Pivotal. A turning point. A venue for strong ideas.
These are some of the terms that college students used to describe the 2017 white nationalist rally in Charlottesville, Virginia that claimed the life of Heather Heyer, a counter-protester who died when a man drove his car into a crowd.
Some students, who used these terms during interviews I conducted for a book I’m writing about politically engaged college students, identify with the alt-right, a white nationalist movement.
The Charlottesville rally took place on Aug. 11 and Aug. 12, 2017.
Many people across the country were alarmed by the white nationalist rally, condemning President Donald Trump for failing to condemn the rally strongly enough, and commenting that there were “fine people on both sides.” But for college students who identify with the alt-right, one of the biggest regrets they have about Charlottesville is that they weren’t there.
“I wanted to go, to be there. I was still in high school, so I couldn’t,” a 19-year-old male student at a large state school in the Northeast told me. “But now, if something like that was planned? I’d be there.”
Other alt-right students told me how the rally represented a political awakening.
“Charlottesville was the first time I realized that there were other people like me, not in chat rooms and anonymous,” one 20-year-old male student at a small private school on the West Coast told me. “I knew we could change the country if we wanted.”
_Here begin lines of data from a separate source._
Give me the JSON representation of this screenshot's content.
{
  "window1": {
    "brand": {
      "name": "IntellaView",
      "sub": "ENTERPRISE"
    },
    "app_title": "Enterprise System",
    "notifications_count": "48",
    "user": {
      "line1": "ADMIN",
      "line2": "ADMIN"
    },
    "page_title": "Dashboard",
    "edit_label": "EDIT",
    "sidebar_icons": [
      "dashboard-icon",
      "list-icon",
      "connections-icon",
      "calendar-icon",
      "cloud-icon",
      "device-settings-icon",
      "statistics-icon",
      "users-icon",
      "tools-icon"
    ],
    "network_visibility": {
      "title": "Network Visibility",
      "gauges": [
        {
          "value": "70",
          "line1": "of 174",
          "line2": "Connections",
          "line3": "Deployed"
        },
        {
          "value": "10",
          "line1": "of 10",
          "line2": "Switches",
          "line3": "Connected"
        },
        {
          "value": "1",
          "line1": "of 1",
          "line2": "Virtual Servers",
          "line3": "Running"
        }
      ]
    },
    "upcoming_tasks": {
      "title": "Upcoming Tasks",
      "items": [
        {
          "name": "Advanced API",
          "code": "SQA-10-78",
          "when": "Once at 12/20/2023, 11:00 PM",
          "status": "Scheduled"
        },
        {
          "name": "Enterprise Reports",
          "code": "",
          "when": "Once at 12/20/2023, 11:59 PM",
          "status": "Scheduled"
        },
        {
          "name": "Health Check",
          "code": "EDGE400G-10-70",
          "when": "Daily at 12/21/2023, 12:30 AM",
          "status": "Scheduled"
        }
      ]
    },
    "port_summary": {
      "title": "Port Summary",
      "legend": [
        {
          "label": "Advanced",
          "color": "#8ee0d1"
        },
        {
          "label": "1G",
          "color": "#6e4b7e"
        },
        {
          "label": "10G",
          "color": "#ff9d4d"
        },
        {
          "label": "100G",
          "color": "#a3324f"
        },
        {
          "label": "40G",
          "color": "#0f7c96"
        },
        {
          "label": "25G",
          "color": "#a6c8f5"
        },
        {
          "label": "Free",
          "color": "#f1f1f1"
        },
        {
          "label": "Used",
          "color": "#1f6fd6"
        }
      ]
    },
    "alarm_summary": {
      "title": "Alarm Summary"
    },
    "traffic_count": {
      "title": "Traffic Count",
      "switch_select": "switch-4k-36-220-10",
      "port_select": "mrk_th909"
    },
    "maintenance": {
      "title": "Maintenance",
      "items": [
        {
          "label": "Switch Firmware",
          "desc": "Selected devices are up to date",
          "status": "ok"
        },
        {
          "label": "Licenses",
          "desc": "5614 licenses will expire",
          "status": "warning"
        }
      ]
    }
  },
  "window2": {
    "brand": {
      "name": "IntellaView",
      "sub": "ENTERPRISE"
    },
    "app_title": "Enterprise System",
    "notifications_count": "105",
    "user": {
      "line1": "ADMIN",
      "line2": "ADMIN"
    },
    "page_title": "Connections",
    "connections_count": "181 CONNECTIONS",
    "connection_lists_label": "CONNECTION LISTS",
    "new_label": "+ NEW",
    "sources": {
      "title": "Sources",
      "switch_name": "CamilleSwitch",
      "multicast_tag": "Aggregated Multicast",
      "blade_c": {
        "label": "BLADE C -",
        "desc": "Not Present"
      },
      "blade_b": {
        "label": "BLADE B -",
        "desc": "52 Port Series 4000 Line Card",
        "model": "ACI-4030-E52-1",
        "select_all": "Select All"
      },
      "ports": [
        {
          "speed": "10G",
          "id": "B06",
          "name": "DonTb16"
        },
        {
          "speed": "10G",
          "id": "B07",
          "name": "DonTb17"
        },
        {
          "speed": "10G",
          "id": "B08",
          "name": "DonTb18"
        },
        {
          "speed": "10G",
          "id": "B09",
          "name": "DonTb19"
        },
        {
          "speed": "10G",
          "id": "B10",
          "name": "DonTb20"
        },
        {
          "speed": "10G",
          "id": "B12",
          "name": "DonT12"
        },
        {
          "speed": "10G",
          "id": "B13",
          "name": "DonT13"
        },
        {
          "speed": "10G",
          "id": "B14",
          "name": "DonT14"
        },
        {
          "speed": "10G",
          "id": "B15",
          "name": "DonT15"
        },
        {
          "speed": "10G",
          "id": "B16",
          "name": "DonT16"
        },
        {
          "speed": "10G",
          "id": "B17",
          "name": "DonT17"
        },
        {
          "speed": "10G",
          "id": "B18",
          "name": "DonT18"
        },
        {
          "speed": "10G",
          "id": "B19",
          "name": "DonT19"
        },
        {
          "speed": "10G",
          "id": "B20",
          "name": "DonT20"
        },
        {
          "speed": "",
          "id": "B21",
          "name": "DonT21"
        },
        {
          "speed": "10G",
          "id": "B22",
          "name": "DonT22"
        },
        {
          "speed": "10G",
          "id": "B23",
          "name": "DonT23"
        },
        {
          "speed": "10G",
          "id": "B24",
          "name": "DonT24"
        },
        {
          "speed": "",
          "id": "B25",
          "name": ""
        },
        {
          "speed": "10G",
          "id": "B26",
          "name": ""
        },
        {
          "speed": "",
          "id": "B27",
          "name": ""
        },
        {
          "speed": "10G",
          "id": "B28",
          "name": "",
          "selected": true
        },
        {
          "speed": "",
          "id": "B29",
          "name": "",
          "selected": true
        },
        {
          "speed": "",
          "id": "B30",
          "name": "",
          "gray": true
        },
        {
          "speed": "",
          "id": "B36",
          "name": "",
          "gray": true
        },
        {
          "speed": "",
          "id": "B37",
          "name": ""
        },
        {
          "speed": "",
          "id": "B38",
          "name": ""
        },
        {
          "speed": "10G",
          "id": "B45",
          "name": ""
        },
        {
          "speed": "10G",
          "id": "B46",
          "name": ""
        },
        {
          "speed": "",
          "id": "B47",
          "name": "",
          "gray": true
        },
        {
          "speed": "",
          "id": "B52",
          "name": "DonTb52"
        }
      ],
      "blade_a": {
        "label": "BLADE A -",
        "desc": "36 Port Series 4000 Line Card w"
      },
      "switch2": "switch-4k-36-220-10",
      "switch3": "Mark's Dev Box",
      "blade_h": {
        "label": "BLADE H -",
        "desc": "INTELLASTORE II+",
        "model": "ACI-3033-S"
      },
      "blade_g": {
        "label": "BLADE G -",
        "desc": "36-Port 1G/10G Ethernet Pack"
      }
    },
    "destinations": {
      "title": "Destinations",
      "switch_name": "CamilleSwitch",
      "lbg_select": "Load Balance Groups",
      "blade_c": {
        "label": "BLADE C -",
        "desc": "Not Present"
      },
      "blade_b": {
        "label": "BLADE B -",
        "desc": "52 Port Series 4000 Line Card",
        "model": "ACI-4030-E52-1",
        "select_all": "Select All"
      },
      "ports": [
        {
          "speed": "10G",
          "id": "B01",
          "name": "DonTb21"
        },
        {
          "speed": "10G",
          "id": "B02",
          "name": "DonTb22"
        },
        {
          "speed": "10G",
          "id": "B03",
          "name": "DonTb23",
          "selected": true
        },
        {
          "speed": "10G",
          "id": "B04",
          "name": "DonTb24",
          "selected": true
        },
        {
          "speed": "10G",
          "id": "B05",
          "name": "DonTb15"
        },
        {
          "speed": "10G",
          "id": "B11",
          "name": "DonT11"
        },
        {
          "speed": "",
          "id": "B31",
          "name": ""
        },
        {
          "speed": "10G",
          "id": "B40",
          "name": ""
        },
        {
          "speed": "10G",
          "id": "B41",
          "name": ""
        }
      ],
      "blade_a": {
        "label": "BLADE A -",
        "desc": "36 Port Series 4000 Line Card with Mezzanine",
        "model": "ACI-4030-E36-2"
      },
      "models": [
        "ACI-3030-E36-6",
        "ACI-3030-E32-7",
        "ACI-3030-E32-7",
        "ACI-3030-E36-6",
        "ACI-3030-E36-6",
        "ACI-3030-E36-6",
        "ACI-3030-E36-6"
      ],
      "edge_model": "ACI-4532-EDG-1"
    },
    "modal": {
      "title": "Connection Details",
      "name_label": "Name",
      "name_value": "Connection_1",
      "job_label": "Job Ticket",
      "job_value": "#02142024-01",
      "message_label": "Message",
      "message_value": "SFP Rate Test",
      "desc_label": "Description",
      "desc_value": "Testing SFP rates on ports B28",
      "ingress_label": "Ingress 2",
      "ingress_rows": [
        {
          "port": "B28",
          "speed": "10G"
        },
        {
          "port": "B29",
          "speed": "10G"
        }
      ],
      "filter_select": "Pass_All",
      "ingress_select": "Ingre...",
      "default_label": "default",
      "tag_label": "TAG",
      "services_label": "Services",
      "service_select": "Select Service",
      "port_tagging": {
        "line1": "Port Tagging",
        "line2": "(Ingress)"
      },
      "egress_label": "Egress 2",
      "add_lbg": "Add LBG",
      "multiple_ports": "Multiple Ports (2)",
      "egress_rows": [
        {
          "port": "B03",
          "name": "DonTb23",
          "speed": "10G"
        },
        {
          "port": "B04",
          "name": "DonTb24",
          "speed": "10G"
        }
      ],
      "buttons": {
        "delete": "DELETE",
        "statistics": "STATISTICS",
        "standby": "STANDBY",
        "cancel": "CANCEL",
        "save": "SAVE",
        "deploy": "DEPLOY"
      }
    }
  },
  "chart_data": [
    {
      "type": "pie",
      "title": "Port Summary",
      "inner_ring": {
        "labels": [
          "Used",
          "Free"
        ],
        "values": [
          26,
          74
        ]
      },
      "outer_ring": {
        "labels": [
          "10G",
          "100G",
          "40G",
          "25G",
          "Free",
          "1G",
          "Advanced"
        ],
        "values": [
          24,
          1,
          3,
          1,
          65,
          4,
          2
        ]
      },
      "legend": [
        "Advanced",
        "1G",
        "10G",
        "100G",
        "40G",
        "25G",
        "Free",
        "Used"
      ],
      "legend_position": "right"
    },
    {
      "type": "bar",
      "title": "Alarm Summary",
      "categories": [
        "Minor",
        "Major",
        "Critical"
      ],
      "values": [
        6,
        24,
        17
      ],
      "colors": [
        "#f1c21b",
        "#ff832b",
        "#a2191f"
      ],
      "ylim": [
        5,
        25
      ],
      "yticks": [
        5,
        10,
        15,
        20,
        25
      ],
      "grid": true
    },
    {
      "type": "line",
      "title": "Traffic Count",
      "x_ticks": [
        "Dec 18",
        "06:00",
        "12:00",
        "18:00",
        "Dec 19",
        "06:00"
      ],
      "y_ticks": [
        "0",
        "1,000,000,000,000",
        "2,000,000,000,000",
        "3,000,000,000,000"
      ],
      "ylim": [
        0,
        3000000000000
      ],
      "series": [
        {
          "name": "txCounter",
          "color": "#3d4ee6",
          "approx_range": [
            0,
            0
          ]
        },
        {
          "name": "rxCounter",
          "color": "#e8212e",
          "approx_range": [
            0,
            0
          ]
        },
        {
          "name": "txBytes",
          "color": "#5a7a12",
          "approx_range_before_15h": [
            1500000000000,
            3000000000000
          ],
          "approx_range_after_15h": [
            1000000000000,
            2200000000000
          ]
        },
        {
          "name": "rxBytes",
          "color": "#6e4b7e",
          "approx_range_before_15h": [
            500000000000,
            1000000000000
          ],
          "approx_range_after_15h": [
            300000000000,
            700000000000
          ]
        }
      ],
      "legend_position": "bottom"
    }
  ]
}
As a scholar who studies the Holocaust, genocide and other hard histories, I’m troubled yet intrigued by the students’ positive perspectives on a rally that began with angry, tiki-torch wielding white men marching through town giving heil salutes and chanting things such as “Jews will not replace us.”
As a result, I was drawn to learn about the circumstances that lead alt-right students to admire those actions.
Taking a closer look
The way alt-right individuals portray themselves online contrasts to how many present in person. Online, they present as angry, anti-semitic and unwavering in their beliefs. I’ve interviewed dozens of these young men in the past several months who attend different colleges throughout the nation. As individuals, I’ve found a number of these young men to be willing to be challenged on their political thinking and engagement.
This is not meant to suggest that I believe all viewpoints are equally valid, or deserve airtime. But I do believe that we’ve stopped the discussion about divergent ideas, and need to renew it. Even if we wildly disagree with some of those ideas, even if they go against what we believe, more conversation would do us all some good.
And so I’ve begun talking to alt-right students. Thus far, all of them have been young men.
One alt-right student spoke of how he wasn’t interested in politics before Charlottesville because he thought maybe politics didn’t affect him personally. But his viewpoints changed when he saw his dad lose his manufacturing job “and things got tight.”
“I was angry a lot. I didn’t know that there were so many angry people until Trump came down the escalator,” the student told me. “He said what I was thinking, sort of.”
When the Charlottesville rally took place the student saw “people who were angry, who cared about America, who wanted to say what was on their mind.” That made him realize that “politics wasn’t just for some people.”
“I’d say it was pivotal for me. I could say what I was thinking,” the student said. “I became interested in the economy, in why things were so bad for us. And I came to agree with what I heard from Charlottesville.”
The strong political beliefs of these students are unusual. One in 10 voters in the 2020 election will be members of Gen Z, but most college students are ambivalent about political parties and even the future of democracy. While alt-right students sit outside of the mainstream, all of the students I’ve spoken with have stated that they plan to vote for Donald J. Trump – and, yes, they always use his middle initial.
Some of the students I spoke with spontaneously expressed that they regretted the violence that took place, but placed blame on the counter-protesters.
Understanding and evolving
I have also found that these students are not as entrenched in their beliefs as some may think.
For instance, one student told me he arrived on campus as “virulently anti-semitic and a Confederate apologist.” He said he was scapegoating Jews and African Americans for blocking him from his utopia, from having a job he loves, and Jews in particular for supposedly controlling the media and the money in this country.
Then he took a Civil War course and explained some of his beliefs to his professor. Rather than castigate him, his professor acknowledged his viewpoints and pointed this young man on to more credible research.
The student reconsidered his views that slavery was the “first only true way to do things, because blacks are inferior to whites.” And if he was wrong about the South and slavery, the student says he thought to himself, maybe he was wrong about other things, too. He began to investigate what he calls “the Jewish question,” and found that “the Jews were not controlling everything, probably.”
“I was starting to think violence was the answer,” the student told me. “And then I realized that maybe I had more to learn.”
This student’s experience is consistent with research that has shown how one year of college can lead students to become more appreciative of different viewpoints.
For instance, a 2017 report found that one year after starting college, 63% and 49% of students hold appreciative attitudes toward liberals and conservatives, respectively – an increase of 8 percentage points for each group.
The student who changed his extremist views demonstrates how dialogue – as uncomfortable as it may be – opens many avenues for students to change what many believe to be racist, or extremist ideas. This change can take place even among those who look back at Charlottesville with a sense of nostalgia that the rest of the nation does not share.